Superhuman Automated Forecasting
AI forecasting tools approaching crowd-level accuracy signal a near-term capability APS policy and risk teams may encounter in vendor proposals or decision-support contexts.
Key points
- Centre for AI Safety's FiveThirtyNine bot matches crowd-level forecasting accuracy on 177 Metaculus questions.
- The tool is pitched as a policy decision-support aid, helping policymakers reduce bias and assess uncertain risks.
- Limited APS-specific relevance; useful as context on AI-assisted decision-making capabilities, not an actionable guidance item.
Summary
The Centre for AI Safety has published FiveThirtyNine, a GPT-4o-based forecasting bot that matches the accuracy of crowd forecasters on a 177-question Metaculus evaluation set, with 87.7% accuracy versus the crowd's 87.0%. The bot uses structured web search, reason-weighing, and bias-adjusted probability outputs to respond to arbitrary queries. CAIS positions the tool as a potential aid for policymakers and public discourse, citing advantages in speed and cost over prediction markets. Known limitations include automation bias risk, no fine-tuning, poor performance on very recent events, and no reject option for invalid queries.

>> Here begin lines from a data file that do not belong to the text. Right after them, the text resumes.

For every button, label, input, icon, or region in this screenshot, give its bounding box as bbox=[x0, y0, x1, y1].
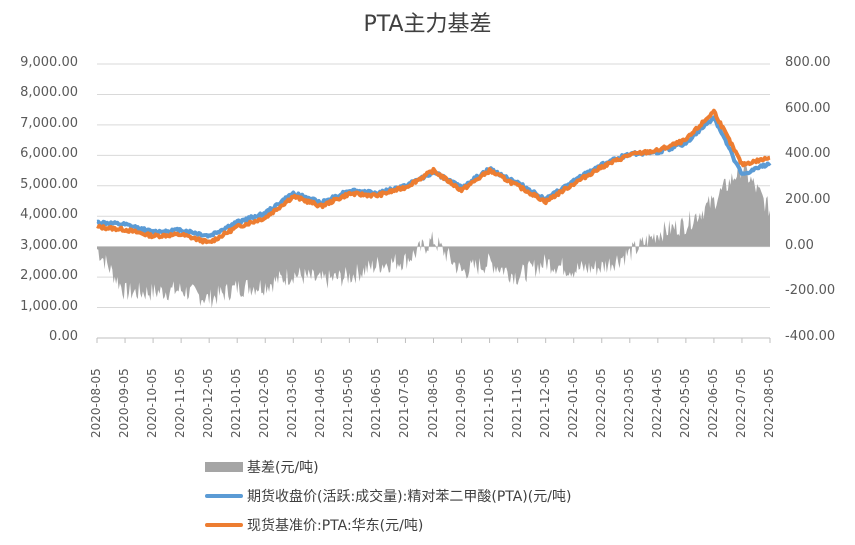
left-y-tick: 1,000.00 bbox=[20, 298, 78, 314]
legend-label-futures: 期货收盘价(活跃:成交量):精对苯二甲酸(PTA)(元/吨) bbox=[247, 488, 572, 505]
right-y-tick: -200.00 bbox=[785, 283, 836, 299]
left-y-tick: 9,000.00 bbox=[20, 55, 78, 70]
left-y-tick: 6,000.00 bbox=[20, 146, 78, 162]
legend-label-spot: 现货基准价:PTA:华东(元/吨) bbox=[247, 517, 424, 534]
right-y-tick: -400.00 bbox=[785, 329, 836, 344]
futures-line-swatch-icon bbox=[205, 493, 243, 498]
right-y-tick: 600.00 bbox=[785, 100, 831, 116]
legend-item-basis: 基差(元/吨) bbox=[205, 452, 571, 481]
left-y-tick: 3,000.00 bbox=[20, 237, 78, 253]
right-y-tick: 0.00 bbox=[785, 237, 814, 253]
spot-line-swatch-icon bbox=[205, 522, 243, 527]
futures-price-line bbox=[96, 115, 772, 239]
spot-price-line bbox=[96, 108, 771, 245]
legend: 基差(元/吨) 期货收盘价(活跃:成交量):精对苯二甲酸(PTA)(元/吨) 现… bbox=[205, 452, 571, 539]
basis-swatch-icon bbox=[205, 461, 243, 472]
left-y-tick: 0.00 bbox=[49, 329, 78, 344]
left-y-tick: 7,000.00 bbox=[20, 115, 78, 131]
chart-title: PTA主力基差 bbox=[363, 12, 492, 37]
legend-label-basis: 基差(元/吨) bbox=[247, 459, 319, 476]
left-y-tick: 8,000.00 bbox=[20, 85, 78, 101]
legend-item-futures: 期货收盘价(活跃:成交量):精对苯二甲酸(PTA)(元/吨) bbox=[205, 481, 571, 510]
right-y-tick: 800.00 bbox=[785, 55, 831, 70]
left-y-tick: 4,000.00 bbox=[20, 207, 78, 223]
right-y-tick: 400.00 bbox=[785, 146, 831, 162]
legend-item-spot: 现货基准价:PTA:华东(元/吨) bbox=[205, 510, 571, 539]
left-y-tick: 5,000.00 bbox=[20, 176, 78, 192]
right-y-tick: 200.00 bbox=[785, 192, 831, 207]
basis-area bbox=[97, 160, 770, 309]
left-y-tick: 2,000.00 bbox=[20, 268, 78, 284]
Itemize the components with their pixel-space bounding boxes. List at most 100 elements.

Implications for Australian agencies
- Monitor APS policy and risk teams may want to monitor the maturation of AI forecasting tools as they are increasingly pitched to government as decision-support or horizon-scanning aids.
- Consider Agencies exploring AI-assisted decision-making could consider automation bias risks flagged in this release when evaluating any probabilistic AI outputs used in policy settings.
Implications are AI-generated. Starting points, not advice.
"Superhuman Automated Forecasting" Source: Centre for AI Safety – Blog Published: (undated) URL: https://safe.ai/blog/forecasting The Centre for AI Safety has published FiveThirtyNine, a GPT-4o-based forecasting bot that matches the accuracy of crowd forecasters on a 177-question Metaculus evaluation set, with 87.7% accuracy versus the crowd's 87.0%. The bot uses structured web search, reason-weighing, and bias-adjusted probability outputs to respond to arbitrary queries. CAIS positions the tool as a potential aid for policymakers and public discourse, citing advantages in speed and cost over prediction markets. Known limitations include automation bias risk, no fine-tuning, poor performance on very recent events, and no reject option for invalid queries. Implications for Australian agencies: - [Monitor] APS policy and risk teams may want to monitor the maturation of AI forecasting tools as they are increasingly pitched to government as decision-support or horizon-scanning aids. - [Consider] Agencies exploring AI-assisted decision-making could consider automation bias risks flagged in this release when evaluating any probabilistic AI outputs used in policy settings. Retrieved from SIMS, 18 May 2026.